Recordó la nota de la mañana y entendió sin acritud que era una despedida en toda regla. Lo había intuido bastante antes, mucho antes de que a ella se le hubiera ocurrido abandonar el hogar. No hubo más palabras ni una despedida en regla. Solo una nota breve que no dibujaba el porvenir.
Aquella noche tampoco durmió. Se quedó mirando la cama vacía y nada más entonces comprendió que estaba solo en la casa. Salió a la terraza con un vaso de whisky y se quedó mirando las estrellas como si se tratara de un puzle irresoluble.
Al amanecer, ella lo encontró sentado en la terraza, el vaso roto en el terrazo. Tenía la expresión de un niño perdido o desesperado, pero en realidad se trataba de un cuerpo que no tenía vida. Estaba frío como la mañana. La ciudad se agitaba con una monotonía de rutina y un sol sin brillo habitaba la ciudad.

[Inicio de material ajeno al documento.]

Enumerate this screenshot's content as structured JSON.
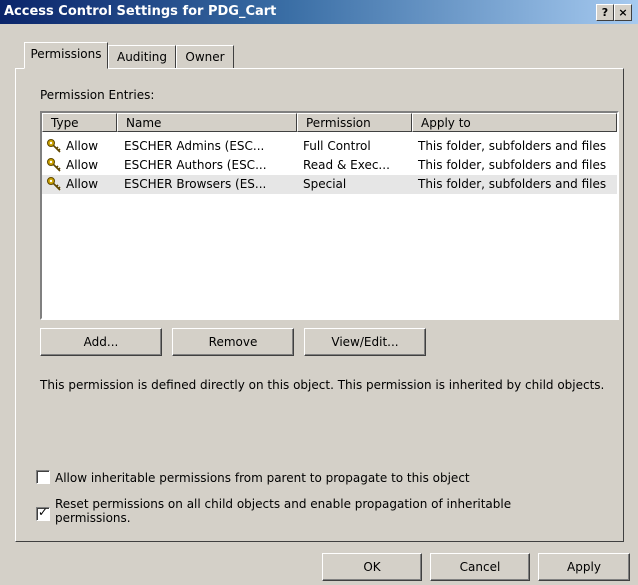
{
  "window": {
    "title": "Access Control Settings for PDG_Cart",
    "help_button": "?",
    "close_button": "×"
  },
  "tabs": [
    {
      "label": "Permissions",
      "active": true
    },
    {
      "label": "Auditing",
      "active": false
    },
    {
      "label": "Owner",
      "active": false
    }
  ],
  "permissions": {
    "entries_label": "Permission Entries:",
    "columns": [
      "Type",
      "Name",
      "Permission",
      "Apply to"
    ],
    "rows": [
      {
        "type": "Allow",
        "name": "ESCHER Admins (ESC...",
        "permission": "Full Control",
        "apply_to": "This folder, subfolders and files",
        "selected": false
      },
      {
        "type": "Allow",
        "name": "ESCHER Authors (ESC...",
        "permission": "Read & Exec...",
        "apply_to": "This folder, subfolders and files",
        "selected": false
      },
      {
        "type": "Allow",
        "name": "ESCHER Browsers (ES...",
        "permission": "Special",
        "apply_to": "This folder, subfolders and files",
        "selected": true
      }
    ],
    "buttons": {
      "add": "Add...",
      "remove": "Remove",
      "view_edit": "View/Edit..."
    },
    "description": "This permission is defined directly on this object. This permission is inherited by child objects.",
    "options": [
      {
        "label": "Allow inheritable permissions from parent to propagate to this object",
        "checked": false
      },
      {
        "label": "Reset permissions on all child objects and enable propagation of inheritable permissions.",
        "checked": true
      }
    ]
  },
  "footer": {
    "ok": "OK",
    "cancel": "Cancel",
    "apply": "Apply"
  },
  "colors": {
    "dialog_face": "#d4d0c8",
    "title_start": "#0a246a",
    "title_end": "#a6caf0",
    "selected_row": "#e6e6e6"
  }
}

Se sentó a su lado, sin mirar el cuerpo, bebió de la botella y comprobó, aun sabiéndolo, que el whisky no le gustaba. “Sabe a chinches”, dijo. Después cerró los ojos, cansada, sin saber qué hacer y sin saber por qué aquella noche había vagado de pub en pub sin vocación de noctámbula. No le sorprendió verlo allí tirado en la hamaca como un muñeco de goma. Fue al cuarto de baño y se duchó.
Se preparó un café negro, muy negro. Llamó al hospital. Después, sin saber todavía cómo, se dispuso a diseñar una nueva vida sin saber bien cómo. Esperó a que sonara el timbre. Mientras tanto, solo adivinó a saber que la vida era los años que había dejado atrás, cuando tenía la piel tersa, los ojos con luz y la mirada de pájaro fiero, como él nunca supo decirle.